Patching mechanism for releasing third party package in ROS2

I am releasing a (third party) package for the first time, and #33777 has just been merged. The build log is showing compilation and clang-tidy warnings. I have 2 questions regarding this problem:

  1. I followed this ROS1 bloom tutorial and made patches to the upstream CMakeLists.txt to exclude building some of the targets. However, from the build log, it seems like the upstream repository instead of the release repository is cloned and it results in building the full sets of (default target) declared in the upstream repo. The compile warnings also come from the build targets that are supposed to be excluded. How does patching works for the ROS2 build farm? Is it still the same as what’s shown in the ROS1 tutorial?
  2. Is clang-tidy run on the entire codebase on the upstream repo? Since I do not have direct control over the upstream repo, is there a way to ignore clang-tidy warnings for third-party packages like the one I am releasing for?

This is probably better suited to either a question on ROS Answers or the Buildfarm - ROS Discourse category here (maybe a mod can move it there?).

This is a “devel” or “source build” job rather than a packaging job. The build farm configures devel jobs for all repositories by default and builds from the upstream source. If you’re not a maintainer of the package upstream, it’s probably easiest to just turn off the devel and PR jobs on the build farm for the third party package by adding the entries test_commits and test_pull_requests both to false in the source entry for this repository as we do for fastrtps.

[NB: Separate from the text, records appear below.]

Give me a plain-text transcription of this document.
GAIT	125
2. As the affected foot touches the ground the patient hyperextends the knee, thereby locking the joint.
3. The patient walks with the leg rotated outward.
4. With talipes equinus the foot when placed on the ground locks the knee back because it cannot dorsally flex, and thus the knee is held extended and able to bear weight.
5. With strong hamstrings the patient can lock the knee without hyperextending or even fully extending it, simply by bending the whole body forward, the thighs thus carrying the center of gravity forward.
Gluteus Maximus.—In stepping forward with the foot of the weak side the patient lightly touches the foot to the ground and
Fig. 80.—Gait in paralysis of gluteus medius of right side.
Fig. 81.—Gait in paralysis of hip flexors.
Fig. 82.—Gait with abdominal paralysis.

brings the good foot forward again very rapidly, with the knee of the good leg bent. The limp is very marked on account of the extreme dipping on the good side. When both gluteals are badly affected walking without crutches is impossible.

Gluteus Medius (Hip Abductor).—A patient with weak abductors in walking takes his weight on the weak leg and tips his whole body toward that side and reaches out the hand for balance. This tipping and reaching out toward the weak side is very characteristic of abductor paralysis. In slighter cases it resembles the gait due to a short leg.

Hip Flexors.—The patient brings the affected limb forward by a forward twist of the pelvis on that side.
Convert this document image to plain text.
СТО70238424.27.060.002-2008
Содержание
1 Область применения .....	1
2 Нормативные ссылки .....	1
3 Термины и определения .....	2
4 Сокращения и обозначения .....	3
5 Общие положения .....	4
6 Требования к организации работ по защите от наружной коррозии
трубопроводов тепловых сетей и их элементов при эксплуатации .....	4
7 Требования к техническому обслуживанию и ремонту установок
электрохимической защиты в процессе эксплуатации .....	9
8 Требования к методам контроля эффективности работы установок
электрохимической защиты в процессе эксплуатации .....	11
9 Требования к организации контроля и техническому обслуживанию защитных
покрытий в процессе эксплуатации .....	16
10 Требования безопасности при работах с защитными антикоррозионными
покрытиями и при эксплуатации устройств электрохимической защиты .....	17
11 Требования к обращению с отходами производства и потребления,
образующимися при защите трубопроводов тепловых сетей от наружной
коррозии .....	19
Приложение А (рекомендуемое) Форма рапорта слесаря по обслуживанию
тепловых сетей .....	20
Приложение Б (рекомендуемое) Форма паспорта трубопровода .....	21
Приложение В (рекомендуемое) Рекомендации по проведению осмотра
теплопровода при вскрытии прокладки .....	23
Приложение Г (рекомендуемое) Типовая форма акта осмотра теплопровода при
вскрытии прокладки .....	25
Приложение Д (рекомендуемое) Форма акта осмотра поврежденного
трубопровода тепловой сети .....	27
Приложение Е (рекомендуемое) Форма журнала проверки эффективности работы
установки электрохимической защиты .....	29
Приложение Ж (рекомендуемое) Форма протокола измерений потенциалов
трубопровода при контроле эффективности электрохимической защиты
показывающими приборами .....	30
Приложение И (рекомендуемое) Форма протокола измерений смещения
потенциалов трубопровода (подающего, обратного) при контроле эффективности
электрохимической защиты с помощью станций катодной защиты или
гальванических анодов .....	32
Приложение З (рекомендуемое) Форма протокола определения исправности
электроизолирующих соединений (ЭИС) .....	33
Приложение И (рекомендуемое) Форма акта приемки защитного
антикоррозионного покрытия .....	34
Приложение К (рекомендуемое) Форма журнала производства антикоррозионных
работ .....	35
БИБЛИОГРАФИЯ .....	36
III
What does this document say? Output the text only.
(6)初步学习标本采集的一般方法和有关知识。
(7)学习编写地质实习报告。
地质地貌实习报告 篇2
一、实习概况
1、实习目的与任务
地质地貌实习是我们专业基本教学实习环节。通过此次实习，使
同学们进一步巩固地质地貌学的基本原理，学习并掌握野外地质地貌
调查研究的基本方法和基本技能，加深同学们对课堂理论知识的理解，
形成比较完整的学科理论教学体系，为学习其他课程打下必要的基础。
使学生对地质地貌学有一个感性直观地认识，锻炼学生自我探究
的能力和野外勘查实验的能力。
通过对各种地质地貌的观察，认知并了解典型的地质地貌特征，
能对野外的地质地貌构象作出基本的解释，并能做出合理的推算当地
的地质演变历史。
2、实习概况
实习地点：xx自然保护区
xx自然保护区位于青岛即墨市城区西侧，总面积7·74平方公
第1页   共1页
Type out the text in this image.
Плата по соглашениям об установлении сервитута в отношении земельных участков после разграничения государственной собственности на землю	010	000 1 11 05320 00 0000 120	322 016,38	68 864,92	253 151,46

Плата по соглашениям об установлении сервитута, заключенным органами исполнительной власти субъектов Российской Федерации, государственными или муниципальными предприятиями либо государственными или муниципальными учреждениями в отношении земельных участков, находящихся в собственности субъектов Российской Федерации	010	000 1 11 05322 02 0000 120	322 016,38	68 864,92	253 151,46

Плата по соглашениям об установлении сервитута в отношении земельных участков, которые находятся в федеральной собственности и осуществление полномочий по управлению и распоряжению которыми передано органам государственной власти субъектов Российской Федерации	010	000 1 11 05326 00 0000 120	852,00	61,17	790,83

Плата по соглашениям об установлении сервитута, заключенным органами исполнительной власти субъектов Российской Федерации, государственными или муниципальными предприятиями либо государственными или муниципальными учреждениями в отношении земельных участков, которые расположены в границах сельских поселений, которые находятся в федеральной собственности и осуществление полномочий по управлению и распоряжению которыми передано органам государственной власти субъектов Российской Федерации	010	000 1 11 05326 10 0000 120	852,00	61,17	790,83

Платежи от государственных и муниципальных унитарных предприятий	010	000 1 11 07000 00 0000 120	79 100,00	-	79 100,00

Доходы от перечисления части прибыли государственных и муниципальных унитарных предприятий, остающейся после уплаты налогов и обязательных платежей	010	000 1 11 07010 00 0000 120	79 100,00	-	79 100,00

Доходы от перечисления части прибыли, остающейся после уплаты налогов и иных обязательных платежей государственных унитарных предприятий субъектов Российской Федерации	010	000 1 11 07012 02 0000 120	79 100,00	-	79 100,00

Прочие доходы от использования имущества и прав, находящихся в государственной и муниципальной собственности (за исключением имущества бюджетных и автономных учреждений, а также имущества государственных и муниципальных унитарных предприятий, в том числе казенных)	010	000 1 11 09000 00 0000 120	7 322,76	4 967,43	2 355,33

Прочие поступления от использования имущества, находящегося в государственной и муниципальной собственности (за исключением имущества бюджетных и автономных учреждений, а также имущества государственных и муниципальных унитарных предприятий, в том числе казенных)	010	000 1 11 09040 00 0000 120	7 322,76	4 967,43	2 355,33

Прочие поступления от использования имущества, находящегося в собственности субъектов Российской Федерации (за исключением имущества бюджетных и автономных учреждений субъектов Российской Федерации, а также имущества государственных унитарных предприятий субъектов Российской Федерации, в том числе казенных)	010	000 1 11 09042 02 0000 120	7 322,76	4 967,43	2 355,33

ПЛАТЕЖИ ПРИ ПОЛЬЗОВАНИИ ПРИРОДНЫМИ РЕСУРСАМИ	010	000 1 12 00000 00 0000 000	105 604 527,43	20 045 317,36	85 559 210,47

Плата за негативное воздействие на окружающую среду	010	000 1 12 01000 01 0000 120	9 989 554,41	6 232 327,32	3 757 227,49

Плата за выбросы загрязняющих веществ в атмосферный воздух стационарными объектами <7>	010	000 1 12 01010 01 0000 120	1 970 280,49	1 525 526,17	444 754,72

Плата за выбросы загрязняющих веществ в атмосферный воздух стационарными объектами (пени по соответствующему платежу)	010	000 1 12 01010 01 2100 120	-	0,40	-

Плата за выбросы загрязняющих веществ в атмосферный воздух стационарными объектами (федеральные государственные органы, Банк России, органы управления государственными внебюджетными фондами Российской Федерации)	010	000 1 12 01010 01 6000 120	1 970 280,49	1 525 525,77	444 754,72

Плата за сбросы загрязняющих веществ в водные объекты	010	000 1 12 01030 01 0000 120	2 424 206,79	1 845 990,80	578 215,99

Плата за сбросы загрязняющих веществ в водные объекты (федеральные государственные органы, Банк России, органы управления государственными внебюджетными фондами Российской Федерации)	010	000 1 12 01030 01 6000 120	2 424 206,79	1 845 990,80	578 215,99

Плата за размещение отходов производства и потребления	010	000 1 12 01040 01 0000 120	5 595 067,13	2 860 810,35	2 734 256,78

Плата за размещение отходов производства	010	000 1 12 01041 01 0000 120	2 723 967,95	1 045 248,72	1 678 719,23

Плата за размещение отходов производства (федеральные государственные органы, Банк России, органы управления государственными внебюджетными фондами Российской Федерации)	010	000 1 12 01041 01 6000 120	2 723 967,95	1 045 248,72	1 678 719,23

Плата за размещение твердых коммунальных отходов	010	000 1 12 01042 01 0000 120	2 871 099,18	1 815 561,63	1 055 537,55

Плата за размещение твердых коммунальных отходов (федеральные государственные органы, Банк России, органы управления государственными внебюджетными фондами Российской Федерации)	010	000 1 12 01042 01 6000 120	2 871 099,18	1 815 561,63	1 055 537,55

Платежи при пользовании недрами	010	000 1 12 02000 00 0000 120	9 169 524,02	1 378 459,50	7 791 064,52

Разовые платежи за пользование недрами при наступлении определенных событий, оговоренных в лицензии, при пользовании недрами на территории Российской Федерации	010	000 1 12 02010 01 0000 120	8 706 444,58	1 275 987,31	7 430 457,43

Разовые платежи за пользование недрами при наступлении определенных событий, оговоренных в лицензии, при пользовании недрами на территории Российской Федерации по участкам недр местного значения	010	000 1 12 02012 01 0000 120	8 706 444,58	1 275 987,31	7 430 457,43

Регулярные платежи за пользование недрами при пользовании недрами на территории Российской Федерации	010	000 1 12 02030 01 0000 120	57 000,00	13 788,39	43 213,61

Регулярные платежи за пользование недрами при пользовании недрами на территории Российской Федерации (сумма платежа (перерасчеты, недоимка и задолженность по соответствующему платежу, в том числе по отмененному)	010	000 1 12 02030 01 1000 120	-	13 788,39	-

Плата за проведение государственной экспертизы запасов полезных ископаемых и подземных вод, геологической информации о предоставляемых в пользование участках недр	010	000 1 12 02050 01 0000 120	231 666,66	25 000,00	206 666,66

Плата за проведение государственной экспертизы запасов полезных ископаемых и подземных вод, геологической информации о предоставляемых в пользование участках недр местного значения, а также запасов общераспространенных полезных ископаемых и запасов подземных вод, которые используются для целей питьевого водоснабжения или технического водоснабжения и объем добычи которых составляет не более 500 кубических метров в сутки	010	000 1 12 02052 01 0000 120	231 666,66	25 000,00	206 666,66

I’m not actually sure if clang-tidy is being run. llvm and clang are not being installed in the build environment. It looks like the compiler warnings for this build are being mistaken matched as clang-tidy by the regular expression-based warning parser. As mentioned above, disabling the devel jobs for third party packages (which likely have their own CI infrastructure) is the usual course of action.

Thanks for the suggestions! A PR is create here.